1900. Young pianist Catherine Wainwright flees the fashionable town of Dayton, Ohio in the wake of a terrible scandal. Heartbroken and facing destitution, she finds herself striking up correspondence with a childhood admirer, the recently widowed Oscar Williams. In desperation she agrees to marry him, but when Catherine travels to Oscar's farm on Galveston Island, Texas—a thousand miles from home—she finds she is little prepared for the life that awaits her. The island is remote, the weather sweltering, and Oscar's little boy Andre is grieving hard for his lost mother. And though Oscar tries to please his new wife, the secrets of the past sit uncomfortably between them. Meanwhile for Nan Ogden, Oscar’s housekeeper, Catherine’s sudden arrival has come as a great shock. For not only did she promise Oscar’s first wife that she would be the one to take care of little Andre, but she has feelings for Oscar which she is struggling to suppress. And when the worst storm in a generation descends, the women will find themselves tested as never before.
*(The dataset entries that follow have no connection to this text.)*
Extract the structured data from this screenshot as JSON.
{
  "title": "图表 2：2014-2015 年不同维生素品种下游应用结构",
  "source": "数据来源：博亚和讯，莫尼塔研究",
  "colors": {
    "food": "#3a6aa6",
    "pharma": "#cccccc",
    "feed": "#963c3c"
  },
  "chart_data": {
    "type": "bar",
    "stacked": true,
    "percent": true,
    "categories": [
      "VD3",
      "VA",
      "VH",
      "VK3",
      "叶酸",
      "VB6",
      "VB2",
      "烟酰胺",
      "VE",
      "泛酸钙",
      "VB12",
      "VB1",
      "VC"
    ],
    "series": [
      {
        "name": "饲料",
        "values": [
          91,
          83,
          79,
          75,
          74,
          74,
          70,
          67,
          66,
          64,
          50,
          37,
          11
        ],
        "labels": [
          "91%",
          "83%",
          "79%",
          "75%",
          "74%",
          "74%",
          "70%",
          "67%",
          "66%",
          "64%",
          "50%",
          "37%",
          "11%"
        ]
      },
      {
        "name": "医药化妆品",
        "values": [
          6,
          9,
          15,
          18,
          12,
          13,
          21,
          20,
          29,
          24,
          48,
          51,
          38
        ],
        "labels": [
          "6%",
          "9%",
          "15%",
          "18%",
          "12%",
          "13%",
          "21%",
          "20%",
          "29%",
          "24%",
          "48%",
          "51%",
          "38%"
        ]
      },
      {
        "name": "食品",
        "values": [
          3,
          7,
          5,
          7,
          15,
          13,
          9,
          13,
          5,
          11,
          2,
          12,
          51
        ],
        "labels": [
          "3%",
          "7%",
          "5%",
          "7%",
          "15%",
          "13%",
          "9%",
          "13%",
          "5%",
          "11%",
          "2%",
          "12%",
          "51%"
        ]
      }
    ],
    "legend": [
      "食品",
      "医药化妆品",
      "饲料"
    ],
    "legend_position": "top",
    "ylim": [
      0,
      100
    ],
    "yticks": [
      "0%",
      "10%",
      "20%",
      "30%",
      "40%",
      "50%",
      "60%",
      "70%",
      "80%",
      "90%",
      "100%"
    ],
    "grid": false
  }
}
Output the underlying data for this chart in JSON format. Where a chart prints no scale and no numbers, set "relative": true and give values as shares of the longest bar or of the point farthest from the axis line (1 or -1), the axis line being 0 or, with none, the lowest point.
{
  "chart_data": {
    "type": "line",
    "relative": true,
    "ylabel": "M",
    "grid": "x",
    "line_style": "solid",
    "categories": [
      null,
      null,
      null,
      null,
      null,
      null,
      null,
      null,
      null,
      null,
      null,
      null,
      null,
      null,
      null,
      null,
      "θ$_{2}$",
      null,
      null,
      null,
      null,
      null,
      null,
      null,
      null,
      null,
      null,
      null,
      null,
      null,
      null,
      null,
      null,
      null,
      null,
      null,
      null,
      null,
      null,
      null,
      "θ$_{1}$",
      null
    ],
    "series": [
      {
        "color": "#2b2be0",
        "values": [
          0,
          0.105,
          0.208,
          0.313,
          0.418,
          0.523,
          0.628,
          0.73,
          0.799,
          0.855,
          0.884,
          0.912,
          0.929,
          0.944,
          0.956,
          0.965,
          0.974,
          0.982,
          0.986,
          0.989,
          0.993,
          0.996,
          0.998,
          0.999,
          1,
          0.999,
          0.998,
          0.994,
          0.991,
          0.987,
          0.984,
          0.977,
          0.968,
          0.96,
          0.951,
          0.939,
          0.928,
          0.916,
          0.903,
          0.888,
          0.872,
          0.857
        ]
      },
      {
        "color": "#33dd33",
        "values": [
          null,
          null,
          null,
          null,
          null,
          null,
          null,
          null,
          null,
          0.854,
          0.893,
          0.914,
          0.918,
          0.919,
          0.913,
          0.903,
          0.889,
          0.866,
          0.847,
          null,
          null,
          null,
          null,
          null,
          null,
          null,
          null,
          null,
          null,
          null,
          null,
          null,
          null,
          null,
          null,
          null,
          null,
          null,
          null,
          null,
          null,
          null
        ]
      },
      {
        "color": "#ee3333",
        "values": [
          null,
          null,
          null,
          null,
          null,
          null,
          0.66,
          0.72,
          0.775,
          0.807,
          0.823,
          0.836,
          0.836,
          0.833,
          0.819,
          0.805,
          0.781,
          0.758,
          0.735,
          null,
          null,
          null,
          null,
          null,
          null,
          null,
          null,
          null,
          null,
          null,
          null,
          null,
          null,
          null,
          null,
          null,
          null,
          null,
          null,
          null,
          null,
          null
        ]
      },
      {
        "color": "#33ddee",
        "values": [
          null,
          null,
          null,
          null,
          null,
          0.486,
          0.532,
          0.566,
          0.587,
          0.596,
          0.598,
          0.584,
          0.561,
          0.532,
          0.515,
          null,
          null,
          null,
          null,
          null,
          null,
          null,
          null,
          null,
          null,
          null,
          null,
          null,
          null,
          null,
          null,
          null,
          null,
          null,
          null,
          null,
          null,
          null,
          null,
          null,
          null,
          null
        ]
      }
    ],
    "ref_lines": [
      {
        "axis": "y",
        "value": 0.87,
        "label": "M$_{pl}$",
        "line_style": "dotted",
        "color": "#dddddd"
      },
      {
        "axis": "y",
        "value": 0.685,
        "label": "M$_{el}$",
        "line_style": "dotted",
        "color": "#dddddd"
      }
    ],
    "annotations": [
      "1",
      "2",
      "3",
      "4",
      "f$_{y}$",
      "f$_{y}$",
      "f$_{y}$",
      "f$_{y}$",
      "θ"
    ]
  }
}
Photo credit: Christine Meeker

About the author
Ann Weisgarber's first novel was The Personal History of Rachel DuPree. Weisgarber was nominated for England’s 2009 Orange Prize and for the 2009 Orange Award for New Writers. In the United States, she won the Stephen Turner Award for New Fiction and the Langum Prize for American Historical Fiction. She was shortlisted for the Ohioana Book Award and was a Barnes and Noble Discover New Writer. Weisgarber serves on the selection committee for the Langum Prize in American Historical Fiction. Originally from Ohio, she now divides her time between Sugar Land, Texas and Galveston, Texas.